Although certain conditions connected with metabolic syndrome are confirmed risk factors for cancer—such as obesity, which a study in 2023 associated with up to 8% of all cancers—the recent research reveals how individual conditions can combine over time to raise the risk of cancer, stated Han-Ping Shi, MD, PhD, the study's lead author and a specialist in gastroenterology, oncology, obesity, and nutrition at Capital Medical University in Beijing.

Shi commented that the findings of the study underline the significance of controlling metabolic syndrome through a variety of methods, like a healthy lifestyle and regular medical check-ups. She also mentioned that early intervention could potentially decrease the risk of cancer.

The study, which has been published in the Cancer journal, consisted of over 44,000 adults, average age of 49, living in Tangshan, a city located southeast of Beijing.

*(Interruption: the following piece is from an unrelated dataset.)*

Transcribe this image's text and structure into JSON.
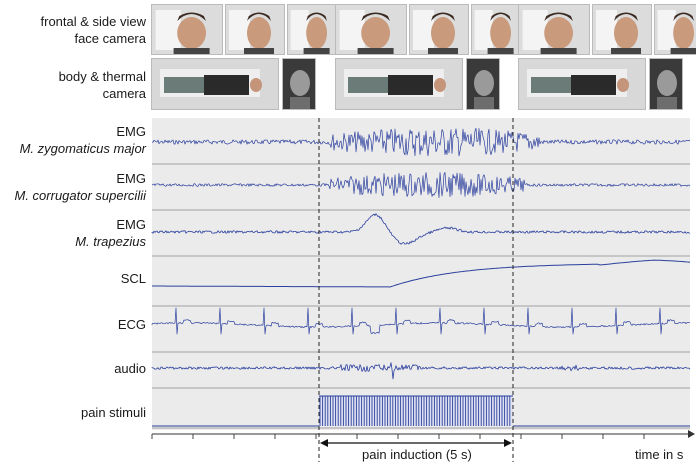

All participants, who initially had no cancer, exhibited all five symptoms comprising metabolic syndrome, namely—high blood pressure, low HDL cholesterol ("good" cholesterol), high Triglycerides level, high blood sugar, and a large waist circumference.

After four years of scrutiny, the participants were partitioned into four groups according to how severe their metabolic syndrome was: low and stable, moderately low, moderately high, or elevated and increasing. Almost a decade into the study, researchers found that the likelihood of developing cancer was 30% greater for individuals with metabolic syndrome, with this risk being even higher among individuals with worsening conditions.

Those participants presenting an escalating metabolic syndrome were twice as likely to develop breast cancer, three times as likely to develop endometrial cancer, 4.5 times as likely to develop kidney cancer, and 1.6 times as likely to develop liver cancer compared to the low and stable group.

Another aspect tracked by the researchers was C-reactive protein, an inflammation marker. It was found that participants with higher quantities of this protein saw an increased risk of breast, endometrial, colon, and liver cancer. However, people with consistently high or unmanaged metabolic syndrome but not elevated C-reactive protein had an elevated chance of developing kidney cancer.

Tomi Akinyemiju, PhD, a cancer epidemiologist at the Duke School of Medicine, explained that chronic inflammation, known to be linked with risk factors for cancer, can convert normal cells into tumor cells. Shi further said that people with metabolic syndrome can also develop hormone imbalances and insulin resistance, which can promote the progression of cancer.

Though the study is somewhat limited as all the participants were from the same location in China, the findings are in line with prior studies from various locations including Europe, Israel, Mexico, West Africa, and the U.S.

Sonali Thosani, MD, from the University of Texas MD Anderson Cancer Center, warned that the study should be a concern for U.S. residents given the high rates of metabolic syndrome along with a typical American diet, which can heighten the risk of developing cancer.

While much research has concentrated on understanding the impact and effects of obesity, Akinyemiju stressed that studying how the collective conditions contribute to the disease risk is equally important. Treating metabolic syndrome is not clinically challenging, stated Akinyemiju, who also suggested that maintaining a healthy body weight can help prevent diseases—including for those not considered overweight.

“The more we can help people control diabetes, lipid levels, and blood pressure, the better,” Akinyemiju said. “These are conditions we know how to fix.”